Oireachtas Joint and Select Committees
Wednesday, 24 September 2025
Joint Oireachtas Committee on Health
Update on Key Issues Relating to the Health Service: Discussion
2:00 am
Mr. Bernard Gloster:
I will attempt to give the best parts of the answers I have. I am not sure if colleagues in the Department have additional information. With regard to the number the Deputy refers to on the gynaecology waiting list I really would need to look at the breakdown of the time waiting. I just need to get that for the Deputy. If I do not have it before the end I will certainly give her a written answer on it. Obviously the same people are not on the waiting list all of the time. There have been accelerated moves towards ambulatory gynaecology centres. We are now seeing a growth in the increase of referrals to them because of the availability of the centres. That is not to say that for some people there are not waits that are unacceptable. The Minister and I recently met a large group of women who live with endometriosis and we have made some very significant interventions in response to them in terms of capacity here in Ireland, supporting them where they need to access treatment abroad and building the services here. Quite a bit of that will be published in the next week. I will certainly get the overall gynaecology waiting list waiting time. It is the waiting time I will comment on in the answer.

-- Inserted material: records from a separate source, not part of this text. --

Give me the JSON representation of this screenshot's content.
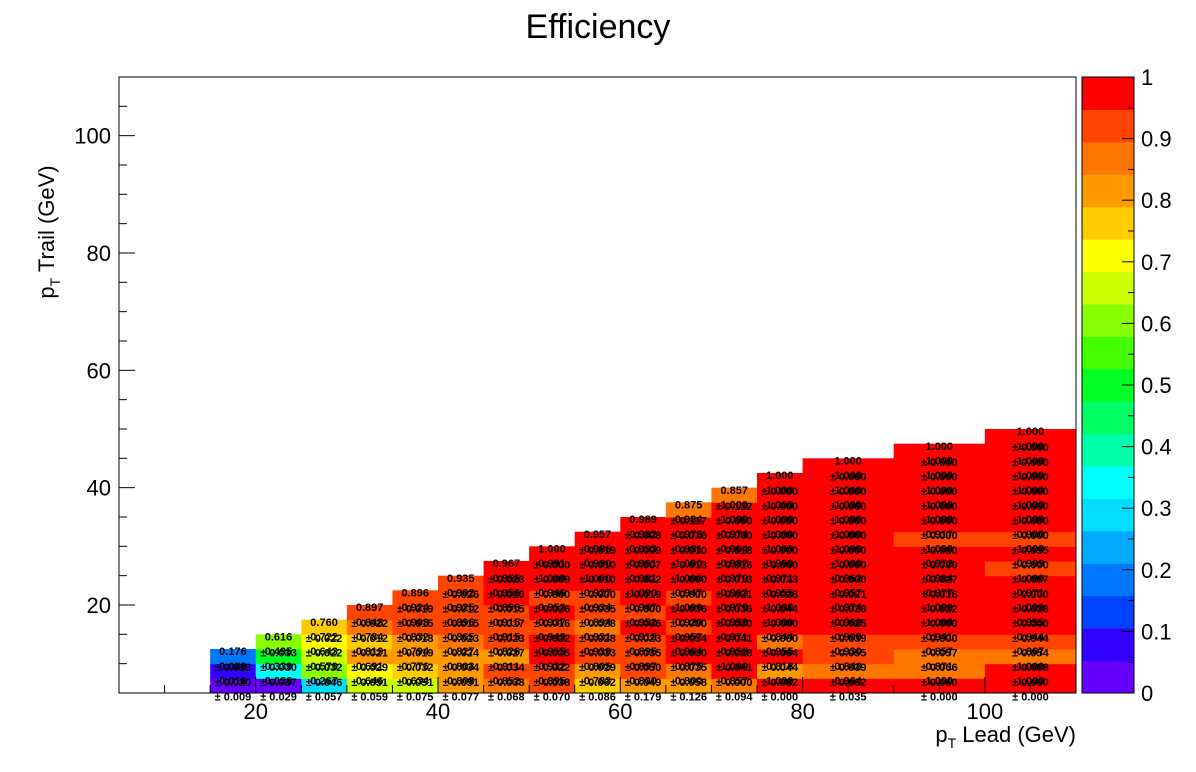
{
  "chart_data": {
    "type": "heatmap",
    "title": "Efficiency",
    "xlabel": {
      "main": "p",
      "sub": "T",
      "rest": " Lead (GeV)"
    },
    "ylabel": {
      "main": "p",
      "sub": "T",
      "rest": " Trail (GeV)"
    },
    "xlim": [
      5,
      110
    ],
    "ylim": [
      5,
      110
    ],
    "x_ticks": [
      20,
      40,
      60,
      80,
      100
    ],
    "y_ticks": [
      20,
      40,
      60,
      80,
      100
    ],
    "z_range": [
      0,
      1
    ],
    "z_ticks": [
      "0",
      "0.1",
      "0.2",
      "0.3",
      "0.4",
      "0.5",
      "0.6",
      "0.7",
      "0.8",
      "0.9",
      "1"
    ],
    "palette": [
      "#6600ff",
      "#3300ff",
      "#0044ff",
      "#0077ff",
      "#00aaff",
      "#00ddff",
      "#00ffff",
      "#00ffaa",
      "#00ff66",
      "#00ff22",
      "#44ff00",
      "#88ff00",
      "#ccff00",
      "#ffff00",
      "#ffcc00",
      "#ff9900",
      "#ff7700",
      "#ff4400",
      "#ff0000"
    ],
    "x_edges": [
      15,
      20,
      25,
      30,
      35,
      40,
      45,
      50,
      55,
      60,
      65,
      70,
      75,
      80,
      90,
      100,
      110
    ],
    "y_edges": [
      5,
      7.5,
      10,
      12.5,
      15,
      17.5,
      20,
      22.5,
      25,
      27.5,
      30,
      32.5,
      35,
      37.5,
      40,
      42.5,
      45,
      47.5,
      50,
      52.5,
      55,
      57.5,
      60,
      62.5,
      65,
      67.5,
      70,
      72.5,
      75,
      80,
      90,
      100,
      110
    ],
    "cells": [
      {
        "col": 0,
        "row": 0,
        "v": "0.010",
        "e": "0.009"
      },
      {
        "col": 1,
        "row": 0,
        "v": "0.036",
        "e": "0.029"
      },
      {
        "col": 2,
        "row": 0,
        "v": "0.267",
        "e": "0.057"
      },
      {
        "col": 3,
        "row": 0,
        "v": "0.646",
        "e": "0.059"
      },
      {
        "col": 4,
        "row": 0,
        "v": "0.634",
        "e": "0.075"
      },
      {
        "col": 5,
        "row": 0,
        "v": "0.808",
        "e": "0.077"
      },
      {
        "col": 6,
        "row": 0,
        "v": "0.852",
        "e": "0.068"
      },
      {
        "col": 7,
        "row": 0,
        "v": "0.895",
        "e": "0.070"
      },
      {
        "col": 8,
        "row": 0,
        "v": "0.783",
        "e": "0.086"
      },
      {
        "col": 9,
        "row": 0,
        "v": "0.800",
        "e": "0.179"
      },
      {
        "col": 10,
        "row": 0,
        "v": "0.800",
        "e": "0.126"
      },
      {
        "col": 11,
        "row": 0,
        "v": "0.857",
        "e": "0.094"
      },
      {
        "col": 12,
        "row": 0,
        "v": "1.000",
        "e": "0.000"
      },
      {
        "col": 13,
        "row": 0,
        "v": "0.964",
        "e": "0.035"
      },
      {
        "col": 14,
        "row": 0,
        "v": "1.000",
        "e": "0.000"
      },
      {
        "col": 15,
        "row": 0,
        "v": "1.000",
        "e": "0.000"
      },
      {
        "col": 0,
        "row": 1,
        "v": "0.080",
        "e": "0.020"
      },
      {
        "col": 1,
        "row": 1,
        "v": "0.339",
        "e": "0.037"
      },
      {
        "col": 2,
        "row": 1,
        "v": "0.579",
        "e": "0.046"
      },
      {
        "col": 3,
        "row": 1,
        "v": "0.691",
        "e": "0.051"
      },
      {
        "col": 4,
        "row": 1,
        "v": "0.776",
        "e": "0.051"
      },
      {
        "col": 5,
        "row": 1,
        "v": "0.803",
        "e": "0.051"
      },
      {
        "col": 6,
        "row": 1,
        "v": "0.911",
        "e": "0.038"
      },
      {
        "col": 7,
        "row": 1,
        "v": "0.932",
        "e": "0.038"
      },
      {
        "col": 8,
        "row": 1,
        "v": "0.805",
        "e": "0.062"
      },
      {
        "col": 9,
        "row": 1,
        "v": "0.897",
        "e": "0.049"
      },
      {
        "col": 10,
        "row": 1,
        "v": "0.875",
        "e": "0.058"
      },
      {
        "col": 11,
        "row": 1,
        "v": "1.000",
        "e": "0.000"
      },
      {
        "col": 12,
        "row": 1,
        "v": "0.818",
        "e": "0.082"
      },
      {
        "col": 13,
        "row": 1,
        "v": "0.848",
        "e": "0.062"
      },
      {
        "col": 14,
        "row": 1,
        "v": "0.871",
        "e": "0.060"
      },
      {
        "col": 15,
        "row": 1,
        "v": "1.000",
        "e": "0.000"
      },
      {
        "col": 0,
        "row": 2,
        "v": "0.176",
        "e": "0.033"
      },
      {
        "col": 1,
        "row": 2,
        "v": "0.495",
        "e": "0.030"
      },
      {
        "col": 2,
        "row": 2,
        "v": "0.643",
        "e": "0.032"
      },
      {
        "col": 3,
        "row": 2,
        "v": "0.819",
        "e": "0.029"
      },
      {
        "col": 4,
        "row": 2,
        "v": "0.794",
        "e": "0.032"
      },
      {
        "col": 5,
        "row": 2,
        "v": "0.827",
        "e": "0.034"
      },
      {
        "col": 6,
        "row": 2,
        "v": "0.826",
        "e": "0.034"
      },
      {
        "col": 7,
        "row": 2,
        "v": "0.955",
        "e": "0.022"
      },
      {
        "col": 8,
        "row": 2,
        "v": "0.939",
        "e": "0.029"
      },
      {
        "col": 9,
        "row": 2,
        "v": "0.895",
        "e": "0.050"
      },
      {
        "col": 10,
        "row": 2,
        "v": "0.964",
        "e": "0.035"
      },
      {
        "col": 11,
        "row": 2,
        "v": "0.958",
        "e": "0.041"
      },
      {
        "col": 12,
        "row": 2,
        "v": "0.955",
        "e": "0.044"
      },
      {
        "col": 13,
        "row": 2,
        "v": "0.930",
        "e": "0.039"
      },
      {
        "col": 14,
        "row": 2,
        "v": "0.857",
        "e": "0.066"
      },
      {
        "col": 15,
        "row": 2,
        "v": "0.867",
        "e": "0.088"
      },
      {
        "col": 1,
        "row": 3,
        "v": "0.616",
        "e": "0.033"
      },
      {
        "col": 2,
        "row": 3,
        "v": "0.722",
        "e": "0.022"
      },
      {
        "col": 3,
        "row": 3,
        "v": "0.784",
        "e": "0.021"
      },
      {
        "col": 4,
        "row": 3,
        "v": "0.832",
        "e": "0.019"
      },
      {
        "col": 5,
        "row": 3,
        "v": "0.865",
        "e": "0.024"
      },
      {
        "col": 6,
        "row": 3,
        "v": "0.915",
        "e": "0.027"
      },
      {
        "col": 7,
        "row": 3,
        "v": "0.949",
        "e": "0.025"
      },
      {
        "col": 8,
        "row": 3,
        "v": "0.931",
        "e": "0.033"
      },
      {
        "col": 9,
        "row": 3,
        "v": "0.918",
        "e": "0.035"
      },
      {
        "col": 10,
        "row": 3,
        "v": "0.957",
        "e": "0.030"
      },
      {
        "col": 11,
        "row": 3,
        "v": "0.971",
        "e": "0.028"
      },
      {
        "col": 12,
        "row": 3,
        "v": "0.844",
        "e": "0.064"
      },
      {
        "col": 13,
        "row": 3,
        "v": "0.900",
        "e": "0.055"
      },
      {
        "col": 14,
        "row": 3,
        "v": "0.941",
        "e": "0.057"
      },
      {
        "col": 15,
        "row": 3,
        "v": "0.944",
        "e": "0.054"
      },
      {
        "col": 2,
        "row": 4,
        "v": "0.760",
        "e": "0.022"
      },
      {
        "col": 3,
        "row": 4,
        "v": "0.848",
        "e": "0.012"
      },
      {
        "col": 4,
        "row": 4,
        "v": "0.903",
        "e": "0.018"
      },
      {
        "col": 5,
        "row": 4,
        "v": "0.896",
        "e": "0.023"
      },
      {
        "col": 6,
        "row": 4,
        "v": "0.915",
        "e": "0.023"
      },
      {
        "col": 7,
        "row": 4,
        "v": "0.937",
        "e": "0.022"
      },
      {
        "col": 8,
        "row": 4,
        "v": "0.894",
        "e": "0.028"
      },
      {
        "col": 9,
        "row": 4,
        "v": "0.952",
        "e": "0.023"
      },
      {
        "col": 10,
        "row": 4,
        "v": "0.920",
        "e": "0.054"
      },
      {
        "col": 11,
        "row": 4,
        "v": "0.958",
        "e": "0.041"
      },
      {
        "col": 12,
        "row": 4,
        "v": "1.000",
        "e": "0.000"
      },
      {
        "col": 13,
        "row": 4,
        "v": "0.960",
        "e": "0.039"
      },
      {
        "col": 14,
        "row": 4,
        "v": "1.000",
        "e": "0.000"
      },
      {
        "col": 15,
        "row": 4,
        "v": "0.955",
        "e": "0.044"
      },
      {
        "col": 3,
        "row": 5,
        "v": "0.897",
        "e": "0.022"
      },
      {
        "col": 4,
        "row": 5,
        "v": "0.924",
        "e": "0.015"
      },
      {
        "col": 5,
        "row": 5,
        "v": "0.925",
        "e": "0.015"
      },
      {
        "col": 6,
        "row": 5,
        "v": "0.896",
        "e": "0.017"
      },
      {
        "col": 7,
        "row": 5,
        "v": "0.953",
        "e": "0.016"
      },
      {
        "col": 8,
        "row": 5,
        "v": "0.934",
        "e": "0.028"
      },
      {
        "col": 9,
        "row": 5,
        "v": "0.947",
        "e": "0.036"
      },
      {
        "col": 10,
        "row": 5,
        "v": "1.000",
        "e": "0.000"
      },
      {
        "col": 11,
        "row": 5,
        "v": "0.970",
        "e": "0.030"
      },
      {
        "col": 12,
        "row": 5,
        "v": "1.000",
        "e": "0.000"
      },
      {
        "col": 13,
        "row": 5,
        "v": "0.974",
        "e": "0.025"
      },
      {
        "col": 14,
        "row": 5,
        "v": "1.000",
        "e": "0.000"
      },
      {
        "col": 15,
        "row": 5,
        "v": "1.000",
        "e": "0.000"
      },
      {
        "col": 4,
        "row": 6,
        "v": "0.896",
        "e": "0.019"
      },
      {
        "col": 5,
        "row": 6,
        "v": "0.902",
        "e": "0.012"
      },
      {
        "col": 6,
        "row": 6,
        "v": "0.956",
        "e": "0.015"
      },
      {
        "col": 7,
        "row": 6,
        "v": "0.946",
        "e": "0.026"
      },
      {
        "col": 8,
        "row": 6,
        "v": "0.927",
        "e": "0.035"
      },
      {
        "col": 9,
        "row": 6,
        "v": "1.000",
        "e": "0.000"
      },
      {
        "col": 10,
        "row": 6,
        "v": "0.947",
        "e": "0.036"
      },
      {
        "col": 11,
        "row": 6,
        "v": "0.963",
        "e": "0.036"
      },
      {
        "col": 12,
        "row": 6,
        "v": "0.955",
        "e": "0.044"
      },
      {
        "col": 13,
        "row": 6,
        "v": "0.957",
        "e": "0.029"
      },
      {
        "col": 14,
        "row": 6,
        "v": "0.977",
        "e": "0.022"
      },
      {
        "col": 15,
        "row": 6,
        "v": "0.971",
        "e": "0.028"
      },
      {
        "col": 5,
        "row": 7,
        "v": "0.935",
        "e": "0.026"
      },
      {
        "col": 6,
        "row": 7,
        "v": "0.955",
        "e": "0.020"
      },
      {
        "col": 7,
        "row": 7,
        "v": "1.000",
        "e": "0.000"
      },
      {
        "col": 8,
        "row": 7,
        "v": "1.000",
        "e": "0.000"
      },
      {
        "col": 9,
        "row": 7,
        "v": "0.981",
        "e": "0.019"
      },
      {
        "col": 10,
        "row": 7,
        "v": "1.000",
        "e": "0.000"
      },
      {
        "col": 11,
        "row": 7,
        "v": "0.979",
        "e": "0.021"
      },
      {
        "col": 12,
        "row": 7,
        "v": "0.971",
        "e": "0.028"
      },
      {
        "col": 13,
        "row": 7,
        "v": "0.962",
        "e": "0.021"
      },
      {
        "col": 14,
        "row": 7,
        "v": "0.984",
        "e": "0.016"
      },
      {
        "col": 15,
        "row": 7,
        "v": "1.000",
        "e": "0.000"
      },
      {
        "col": 6,
        "row": 8,
        "v": "0.967",
        "e": "0.023"
      },
      {
        "col": 7,
        "row": 8,
        "v": "0.991",
        "e": "0.009"
      },
      {
        "col": 8,
        "row": 8,
        "v": "0.990",
        "e": "0.010"
      },
      {
        "col": 9,
        "row": 8,
        "v": "0.961",
        "e": "0.022"
      },
      {
        "col": 10,
        "row": 8,
        "v": "1.000",
        "e": "0.000"
      },
      {
        "col": 11,
        "row": 8,
        "v": "0.987",
        "e": "0.013"
      },
      {
        "col": 12,
        "row": 8,
        "v": "0.960",
        "e": "0.023"
      },
      {
        "col": 13,
        "row": 8,
        "v": "1.000",
        "e": "0.000"
      },
      {
        "col": 14,
        "row": 8,
        "v": "0.972",
        "e": "0.027"
      },
      {
        "col": 15,
        "row": 8,
        "v": "0.909",
        "e": "0.087"
      },
      {
        "col": 7,
        "row": 9,
        "v": "1.000",
        "e": "0.000"
      },
      {
        "col": 8,
        "row": 9,
        "v": "0.986",
        "e": "0.010"
      },
      {
        "col": 9,
        "row": 9,
        "v": "0.993",
        "e": "0.007"
      },
      {
        "col": 10,
        "row": 9,
        "v": "0.981",
        "e": "0.013"
      },
      {
        "col": 11,
        "row": 9,
        "v": "0.964",
        "e": "0.016"
      },
      {
        "col": 12,
        "row": 9,
        "v": "1.000",
        "e": "0.000"
      },
      {
        "col": 13,
        "row": 9,
        "v": "1.000",
        "e": "0.000"
      },
      {
        "col": 14,
        "row": 9,
        "v": "1.000",
        "e": "0.000"
      },
      {
        "col": 15,
        "row": 9,
        "v": "1.000",
        "e": "0.000"
      },
      {
        "col": 8,
        "row": 10,
        "v": "0.957",
        "e": "0.019"
      },
      {
        "col": 9,
        "row": 10,
        "v": "0.982",
        "e": "0.009"
      },
      {
        "col": 10,
        "row": 10,
        "v": "0.973",
        "e": "0.010"
      },
      {
        "col": 11,
        "row": 10,
        "v": "0.974",
        "e": "0.018"
      },
      {
        "col": 12,
        "row": 10,
        "v": "1.000",
        "e": "0.000"
      },
      {
        "col": 13,
        "row": 10,
        "v": "1.000",
        "e": "0.000"
      },
      {
        "col": 14,
        "row": 10,
        "v": "0.917",
        "e": "0.080"
      },
      {
        "col": 15,
        "row": 10,
        "v": "0.900",
        "e": "0.095"
      },
      {
        "col": 9,
        "row": 11,
        "v": "0.989",
        "e": "0.008"
      },
      {
        "col": 10,
        "row": 11,
        "v": "0.984",
        "e": "0.016"
      },
      {
        "col": 11,
        "row": 11,
        "v": "1.000",
        "e": "0.000"
      },
      {
        "col": 12,
        "row": 11,
        "v": "1.000",
        "e": "0.000"
      },
      {
        "col": 13,
        "row": 11,
        "v": "1.000",
        "e": "0.000"
      },
      {
        "col": 14,
        "row": 11,
        "v": "1.000",
        "e": "0.000"
      },
      {
        "col": 15,
        "row": 11,
        "v": "1.000",
        "e": "0.000"
      },
      {
        "col": 10,
        "row": 12,
        "v": "0.875",
        "e": "0.117"
      },
      {
        "col": 11,
        "row": 12,
        "v": "1.000",
        "e": "0.000"
      },
      {
        "col": 12,
        "row": 12,
        "v": "1.000",
        "e": "0.000"
      },
      {
        "col": 13,
        "row": 12,
        "v": "1.000",
        "e": "0.000"
      },
      {
        "col": 14,
        "row": 12,
        "v": "1.000",
        "e": "0.000"
      },
      {
        "col": 15,
        "row": 12,
        "v": "1.000",
        "e": "0.000"
      },
      {
        "col": 11,
        "row": 13,
        "v": "0.857",
        "e": "0.132"
      },
      {
        "col": 12,
        "row": 13,
        "v": "1.000",
        "e": "0.000"
      },
      {
        "col": 13,
        "row": 13,
        "v": "1.000",
        "e": "0.000"
      },
      {
        "col": 14,
        "row": 13,
        "v": "1.000",
        "e": "0.000"
      },
      {
        "col": 15,
        "row": 13,
        "v": "1.000",
        "e": "0.000"
      },
      {
        "col": 12,
        "row": 14,
        "v": "1.000",
        "e": "0.000"
      },
      {
        "col": 13,
        "row": 14,
        "v": "1.000",
        "e": "0.000"
      },
      {
        "col": 14,
        "row": 14,
        "v": "1.000",
        "e": "0.000"
      },
      {
        "col": 15,
        "row": 14,
        "v": "1.000",
        "e": "0.000"
      },
      {
        "col": 13,
        "row": 15,
        "v": "1.000",
        "e": "0.000"
      },
      {
        "col": 14,
        "row": 15,
        "v": "1.000",
        "e": "0.000"
      },
      {
        "col": 15,
        "row": 15,
        "v": "1.000",
        "e": "0.000"
      },
      {
        "col": 14,
        "row": 16,
        "v": "1.000",
        "e": "0.000"
      },
      {
        "col": 15,
        "row": 16,
        "v": "1.000",
        "e": "0.000"
      },
      {
        "col": 15,
        "row": 17,
        "v": "1.000",
        "e": "0.000"
      }
    ]
  }
}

I am not familiar of a plan for Mullingar hospital for the sexual assault treatment unit, SATU. I am aware that it is an excellent service. In my previous life I had a role in relation to SATU. Forensic medical examination, FME, in 72 hours is critical for victims of sexual assault it I absolutely take the Deputy's point about the environment they are in. We will certainly look at that with the Department. I would be very happy to make any helpful intervention that we could.
On the assessment of need, to be fair to my colleagues who are present, it is a different line department. I did put up an ad last week. I insisted not only that it went up but that it was advertised widely. It was in response to the Cabinet committee on disabilities and to campaigns like that of young Cara Darmody, who I met again for the second time just a few months ago. People were saying to me that, first of all, the private sector use we were using was too inconsistent. There just were not enough uniform standards being applied. The second thing was the belief that there was private capacity we were not using while we had such bad waiting lists. We have dreadful waiting lists. I re-advertised the framework for two purposes: to see if all the private capacity is being used, and I stress safe, private capacity as opposed to some of the more questionable ones; and that it is being applied across a consistent level. The clinical community told me that the particular need was in the autism space. The Deputy had raised with me before - I know on a sidebar - the issue of acceptance of reports from private clinicians by our assessment of need officers. I have made it very clear that I would want to know what is the basis or reason on which an assessment of need officer would not accept a HSE procured and approved assessment. The automatic assumption is, therefore, that they will be accepted.